Рудная черта | страница 20



– Нет – хуже. Много хуже. Отнимать силой – значит, проливать кровь. В неразумной, ничем не оправданной сече могла пролиться и твоя кровь, и ее. Тратить так глупо сильную кровь Изначальных – непозволительное расточительство. Да и обычная человеческая кровь… Зачем понапрасну губить твоих и моих воинов в бессмысленной междоусобной рубке?

– Думаешь, их меньше погибло за время ночных штурмов, пока ты открывал мне глаза на сокрытую суть Эржебетт?

– Здесь, в Серебряных Вратах, гибель гибели – рознь, – задумчиво промолвил Берн-гард.

– Не понимаю. Такого – не понимаю.

– Тебе это и ни к чему. Пока. Пока от тебя требуется другое. Согласие.

– С чем?

– С тем, что мы по-прежнему – союзники. С тем, что сильная кровь должна закрыть границу миров. С тем, что это будет кровь Эржебетт. С тем, что ей предстоит подохнуть на берегу Мертвого озера той же смертью, которая настигла ее мать.

Тихий стон, полный ненависти, донесся из саркофага. Стон и заковыристое ругательство.

– Что, лидерка? – злорадно процедил Берн-гард. Магистр торжествовал. Магистр надсмехался. Магистр издевался. – До сих пор стоит перед глазами та картинка, а? Помнишь, как голова Велички плавает в озере? Как кровь оседает на дно? Как мертвые бельма пялятся сквозь воду? Как колышутся черные локоны? Ну так помни, тварь, помни!..

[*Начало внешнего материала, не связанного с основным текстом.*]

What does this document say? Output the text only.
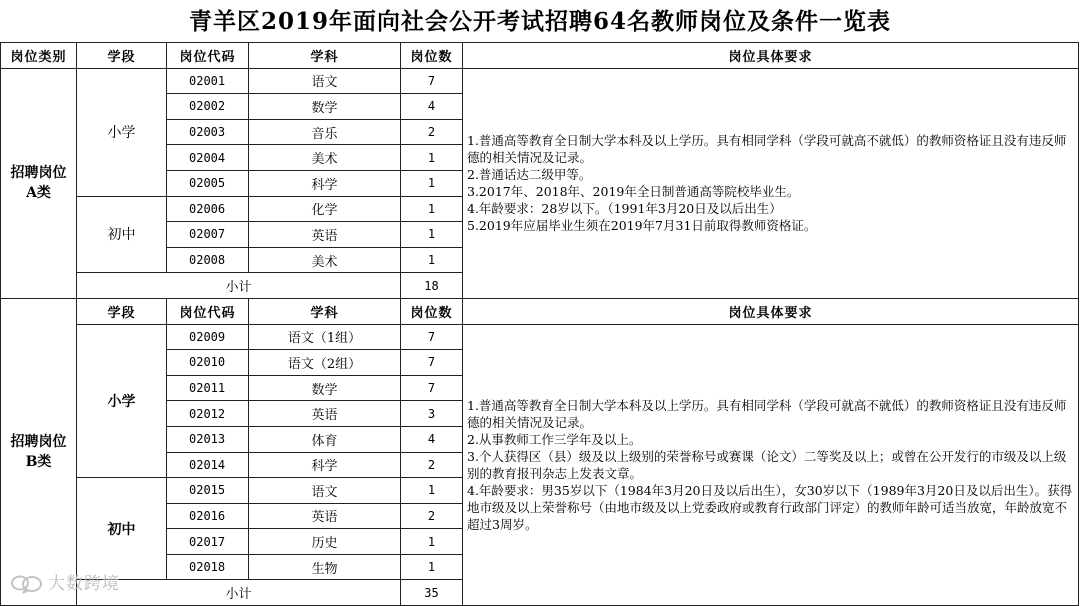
青羊区2019年面向社会公开考试招聘64名教师岗位及条件一览表
岗位类别	学段	岗位代码	学科	岗位数	岗位具体要求
招聘岗位A类	小学	02001	语文	7	1.普通高等教育全日制大学本科及以上学历。具有相同学科（学段可就高不就低）的教师资格证且没有违反师德的相关情况及记录。
2.普通话达二级甲等。
3.2017年、2018年、2019年全日制普通高等院校毕业生。
4.年龄要求：28岁以下。（1991年3月20日及以后出生）
5.2019年应届毕业生须在2019年7月31日前取得教师资格证。

		02002	数学	4	
		02003	音乐	2	
		02004	美术	1	
		02005	科学	1	
	初中	02006	化学	1	
		02007	英语	1	
		02008	美术	1	
	小计			18	
招聘岗位B类	学段	岗位代码	学科	岗位数	岗位具体要求
	小学	02009	语文（1组）	7	1.普通高等教育全日制大学本科及以上学历。具有相同学科（学段可就高不就低）的教师资格证且没有违反师德的相关情况及记录。
2.从事教师工作三学年及以上。
3.个人获得区（县）级及以上级别的荣誉称号或赛课（论文）二等奖及以上；或曾在公开发行的市级及以上级别的教育报刊杂志上发表文章。
4.年龄要求：男35岁以下（1984年3月20日及以后出生），女30岁以下（1989年3月20日及以后出生）。获得地市级及以上荣誉称号（由地市级及以上党委政府或教育行政部门评定）的教师年龄可适当放宽，年龄放宽不超过3周岁。

		02010	语文（2组）	7	
		02011	数学	7	
		02012	英语	3	
		02013	体育	4	
		02014	科学	2	
	初中	02015	语文	1	
		02016	英语	2	
		02017	历史	1	
		02018	生物	1	
	小计			35	
大数跨境
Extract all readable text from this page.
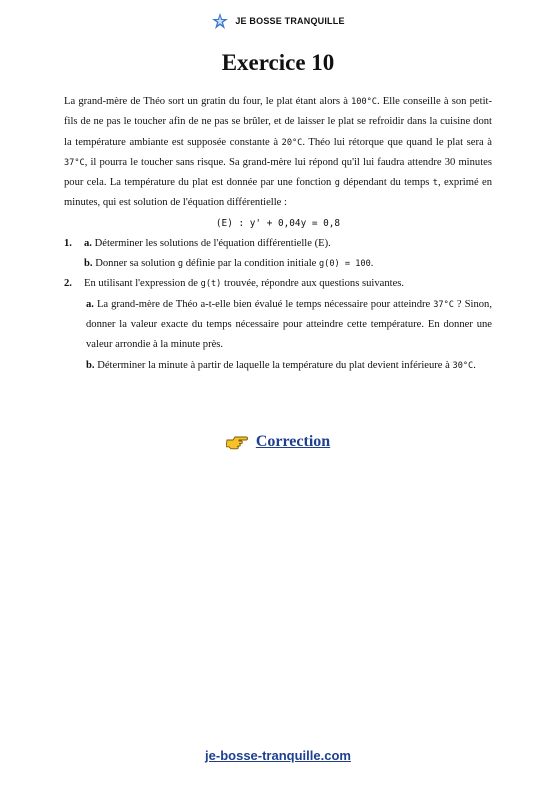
JE BOSSE TRANQUILLE
Exercice 10

La grand-mère de Théo sort un gratin du four, le plat étant alors à 100°C. Elle conseille à son petit-fils de ne pas le toucher afin de ne pas se brûler, et de laisser le plat se refroidir dans la cuisine dont la température ambiante est supposée constante à 20°C. Théo lui rétorque que quand le plat sera à 37°C, il pourra le toucher sans risque. Sa grand-mère lui répond qu'il lui faudra attendre 30 minutes pour cela. La température du plat est donnée par une fonction g dépendant du temps t, exprimé en minutes, qui est solution de l'équation différentielle :

(E) : y' + 0,04y = 0,8

1.	a. Déterminer les solutions de l'équation différentielle (E).
b. Donner sa solution g définie par la condition initiale g(0) = 100.
2.	En utilisant l'expression de g(t) trouvée, répondre aux questions suivantes.
a. La grand-mère de Théo a-t-elle bien évalué le temps nécessaire pour atteindre 37°C ? Sinon, donner la valeur exacte du temps nécessaire pour atteindre cette température. En donner une valeur arrondie à la minute près.
b. Déterminer la minute à partir de laquelle la température du plat devient inférieure à 30°C.
Correction
je-bosse-tranquille.com
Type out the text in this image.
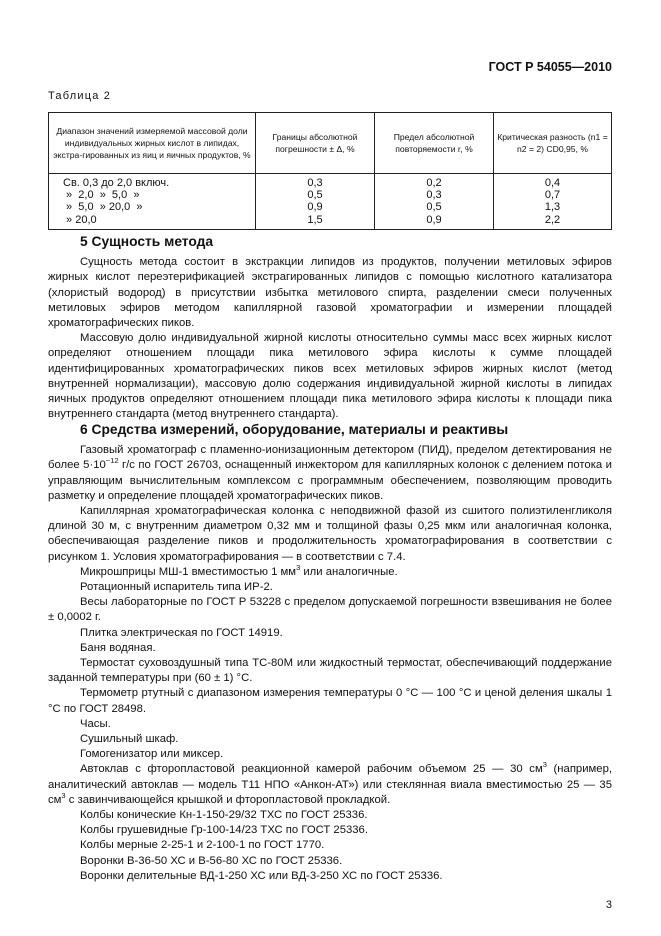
ГОСТ Р 54055—2010
Таблица 2
Диапазон значений измеряемой массовой доли индивидуальных жирных кислот в липидах, экстра-гированных из яиц и яичных продуктов, %	Границы абсолютной погрешности ± Δ, %	Предел абсолютной повторяемости r, %	Критическая разность (n1 = n2 = 2) CD0,95, %
Св. 0,3 до 2,0 включ.	0,3	0,2	0,4
»  2,0  »  5,0  »	0,5	0,3	0,7
»  5,0  » 20,0  »	0,9	0,5	1,3
» 20,0	1,5	0,9	2,2
5 Сущность метода

Сущность метода состоит в экстракции липидов из продуктов, получении метиловых эфиров жирных кислот переэтерификацией экстрагированных липидов с помощью кислотного катализатора (хлористый водород) в присутствии избытка метилового спирта, разделении смеси полученных метиловых эфиров методом капиллярной газовой хроматографии и измерении площадей хроматографических пиков.

Массовую долю индивидуальной жирной кислоты относительно суммы масс всех жирных кислот определяют отношением площади пика метилового эфира кислоты к сумме площадей идентифицированных хроматографических пиков всех метиловых эфиров жирных кислот (метод внутренней нормализации), массовую долю содержания индивидуальной жирной кислоты в липидах яичных продуктов определяют отношением площади пика метилового эфира кислоты к площади пика внутреннего стандарта (метод внутреннего стандарта).

6 Средства измерений, оборудование, материалы и реактивы

Газовый хроматограф с пламенно-ионизационным детектором (ПИД), пределом детектирования не более $5\cdot 10^{-12}$ г/с по ГОСТ 26703, оснащенный инжектором для капиллярных колонок с делением потока и управляющим вычислительным комплексом с программным обеспечением, позволяющим проводить разметку и определение площадей хроматографических пиков.

Капиллярная хроматографическая колонка с неподвижной фазой из сшитого полиэтиленгликоля длиной 30 м, с внутренним диаметром 0,32 мм и толщиной фазы 0,25 мкм или аналогичная колонка, обеспечивающая разделение пиков и продолжительность хроматографирования в соответствии с рисунком 1. Условия хроматографирования — в соответствии с 7.4.

Микрошприцы МШ-1 вместимостью 1 $мм^3$ или аналогичные.

Ротационный испаритель типа ИР-2.

Весы лабораторные по ГОСТ Р 53228 с пределом допускаемой погрешности взвешивания не более ± 0,0002 г.

Плитка электрическая по ГОСТ 14919.

Баня водяная.

Термостат суховоздушный типа ТС-80М или жидкостный термостат, обеспечивающий поддержание заданной температуры при (60 ± 1) °С.

Термометр ртутный с диапазоном измерения температуры 0 °С — 100 °С и ценой деления шкалы 1 °С по ГОСТ 28498.

Часы.

Сушильный шкаф.

Гомогенизатор или миксер.

Автоклав с фторопластовой реакционной камерой рабочим объемом 25 — 30 $см^3$ (например, аналитический автоклав — модель Т11 НПО «Анкон-АТ») или стеклянная виала вместимостью 25 — 35 $см^3$ с завинчивающейся крышкой и фторопластовой прокладкой.

Колбы конические Кн-1-150-29/32 ТХС по ГОСТ 25336.

Колбы грушевидные Гр-100-14/23 ТХС по ГОСТ 25336.

Колбы мерные 2-25-1 и 2-100-1 по ГОСТ 1770.

Воронки В-36-50 ХС и В-56-80 ХС по ГОСТ 25336.

Воронки делительные ВД-1-250 ХС или ВД-3-250 ХС по ГОСТ 25336.

3
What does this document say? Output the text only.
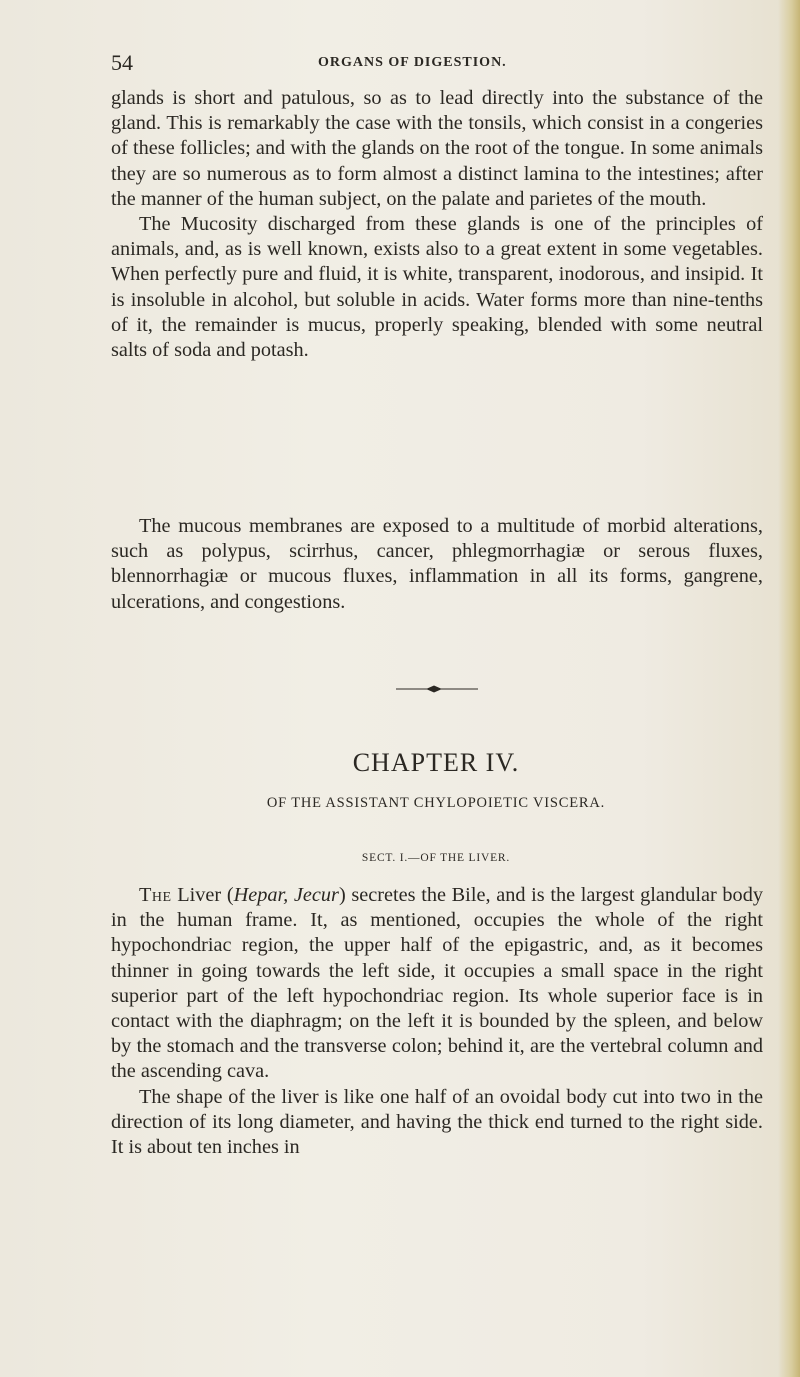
54	ORGANS OF DIGESTION.

glands is short and patulous, so as to lead directly into the substance of the gland. This is remarkably the case with the tonsils, which consist in a congeries of these follicles; and with the glands on the root of the tongue. In some animals they are so numerous as to form almost a distinct lamina to the intestines; after the manner of the human subject, on the palate and parietes of the mouth.

The Mucosity discharged from these glands is one of the principles of animals, and, as is well known, exists also to a great extent in some vegetables. When perfectly pure and fluid, it is white, transparent, inodorous, and insipid. It is insoluble in alcohol, but soluble in acids. Water forms more than nine-tenths of it, the remainder is mucus, properly speaking, blended with some neutral salts of soda and potash.

The mucous membranes are exposed to a multitude of morbid alterations, such as polypus, scirrhus, cancer, phlegmorrhagiæ or serous fluxes, blennorrhagiæ or mucous fluxes, inflammation in all its forms, gangrene, ulcerations, and congestions.

CHAPTER IV.
OF THE ASSISTANT CHYLOPOIETIC VISCERA.
SECT. I.—OF THE LIVER.

The Liver (Hepar, Jecur) secretes the Bile, and is the largest glandular body in the human frame. It, as mentioned, occupies the whole of the right hypochondriac region, the upper half of the epigastric, and, as it becomes thinner in going towards the left side, it occupies a small space in the right superior part of the left hypochondriac region. Its whole superior face is in contact with the diaphragm; on the left it is bounded by the spleen, and below by the stomach and the transverse colon; behind it, are the vertebral column and the ascending cava.

The shape of the liver is like one half of an ovoidal body cut into two in the direction of its long diameter, and having the thick end turned to the right side. It is about ten inches in
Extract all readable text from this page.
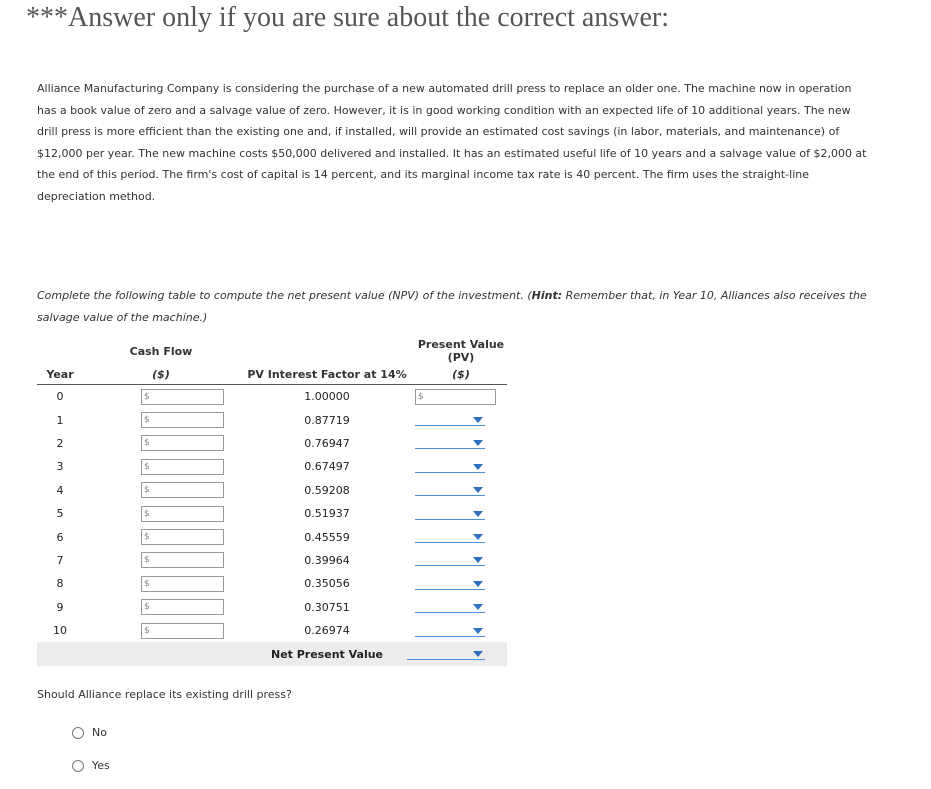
***Answer only if you are sure about the correct answer:
Alliance Manufacturing Company is considering the purchase of a new automated drill press to replace an older one. The machine now in operation has a book value of zero and a salvage value of zero. However, it is in good working condition with an expected life of 10 additional years. The new drill press is more efficient than the existing one and, if installed, will provide an estimated cost savings (in labor, materials, and maintenance) of $12,000 per year. The new machine costs $50,000 delivered and installed. It has an estimated useful life of 10 years and a salvage value of $2,000 at the end of this period. The firm's cost of capital is 14 percent, and its marginal income tax rate is 40 percent. The firm uses the straight-line depreciation method.
Complete the following table to compute the net present value (NPV) of the investment. (Hint: Remember that, in Year 10, Alliances also receives the salvage value of the machine.)
Year	Cash Flow	PV Interest Factor at 14%	Present Value (PV)
	($)		($)
0	$	1.00000	$

1	$	0.87719	

2	$	0.76947	

3	$	0.67497	

4	$	0.59208	

5	$	0.51937	

6	$	0.45559	

7	$	0.39964	

8	$	0.35056	

9	$	0.30751	

10	$	0.26974	

		Net Present Value	
Should Alliance replace its existing drill press?
No
Yes
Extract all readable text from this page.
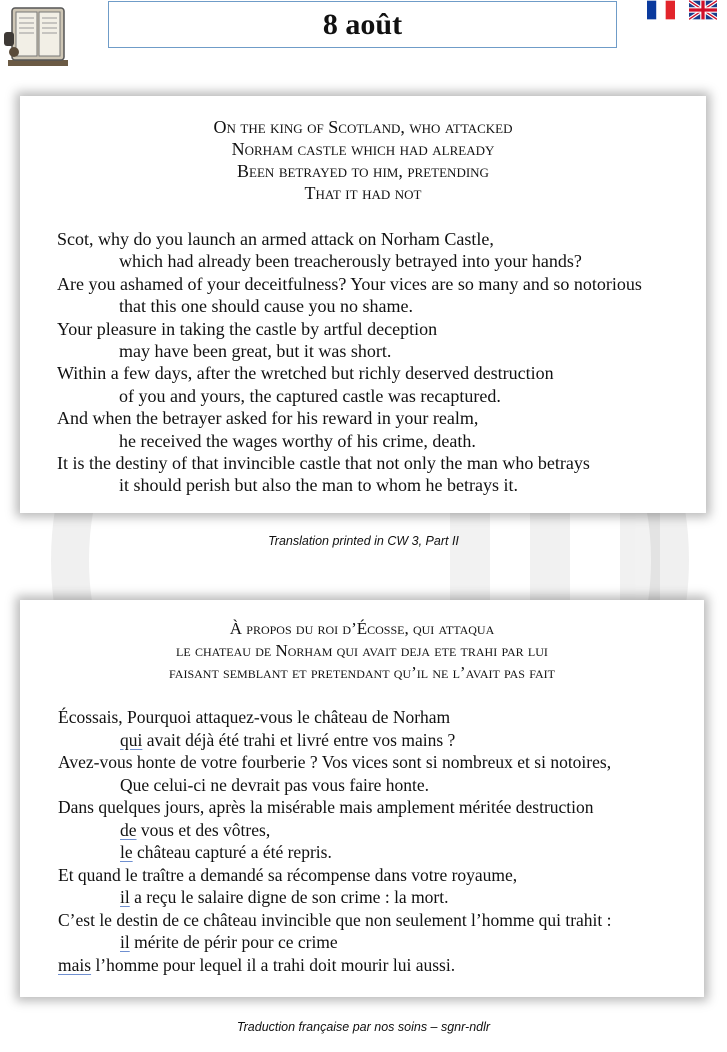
8 août
On the king of Scotland, who attacked
Norham castle which had already
Been betrayed to him, pretending
That it had not
Scot, why do you launch an armed attack on Norham Castle,
which had already been treacherously betrayed into your hands?
Are you ashamed of your deceitfulness? Your vices are so many and so notorious
that this one should cause you no shame.
Your pleasure in taking the castle by artful deception
may have been great, but it was short.
Within a few days, after the wretched but richly deserved destruction
of you and yours, the captured castle was recaptured.
And when the betrayer asked for his reward in your realm,
he received the wages worthy of his crime, death.
It is the destiny of that invincible castle that not only the man who betrays
it should perish but also the man to whom he betrays it.
Translation printed in CW 3, Part II
À propos du roi d’Écosse, qui attaqua
le chateau de Norham qui avait deja ete trahi par lui
faisant semblant et pretendant qu’il ne l’avait pas fait
Écossais, Pourquoi attaquez-vous le château de Norham
qui avait déjà été trahi et livré entre vos mains ?
Avez-vous honte de votre fourberie ? Vos vices sont si nombreux et si notoires,
Que celui-ci ne devrait pas vous faire honte.
Dans quelques jours, après la misérable mais amplement méritée destruction
de vous et des vôtres,
le château capturé a été repris.
Et quand le traître a demandé sa récompense dans votre royaume,
il a reçu le salaire digne de son crime : la mort.
C’est le destin de ce château invincible que non seulement l’homme qui trahit :
il mérite de périr pour ce crime
mais l’homme pour lequel il a trahi doit mourir lui aussi.
Traduction française par nos soins – sgnr-ndlr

Эржебетт уже не стонет – всхлипывает.

– Перестань, Бернгард, – попросил Всеволод, не понимая смысла подобных словесных измывательств.

Но – не был услышан.

– Ах, тебе не нравится, тварь?

Эржебетт плакала и поскуливала. Бернгард, не отводивший глаз от каменного саркофага, ярился все больше. Никогда прежде Всеволод не видел невозмутимого тевтонского старца-воеводы в таком состоянии.

– Думала, разгрызешь, расцарапаешь руку до мяса, сунешь ее в брешь, прольешь кровь на кровавую стену, тупо повторишь шепотком уворованное заклинание – и тем проведешь меня? И обманешь? Так думала, да?!

Ах, вот оно что… Магистр попросту не мог простить Эржебетт своей ошибки. Той… там… тогда – на берегу Мертвого озера.

– Надеялась перевязать рану клоком грязного подола, затянуть повязку зубами и спастись? И вернуться? Вновь выбраться на бережок, с которого тебя спихнула твоя клятая мамаша? Укрыться и переждать надеялась?

Да, Бернгард не мог простить Эржебетт. Не мог забыть давнего своего промаха. И оттого в нахлынувшей ярости тевтонский магистр забылся сам. Когда накопившаяся ненависть, взломав все препоны, выплеснулась-таки наружу, Бернгард допустил новую ошибку. Быть может, еще более серьезную, чем прежде.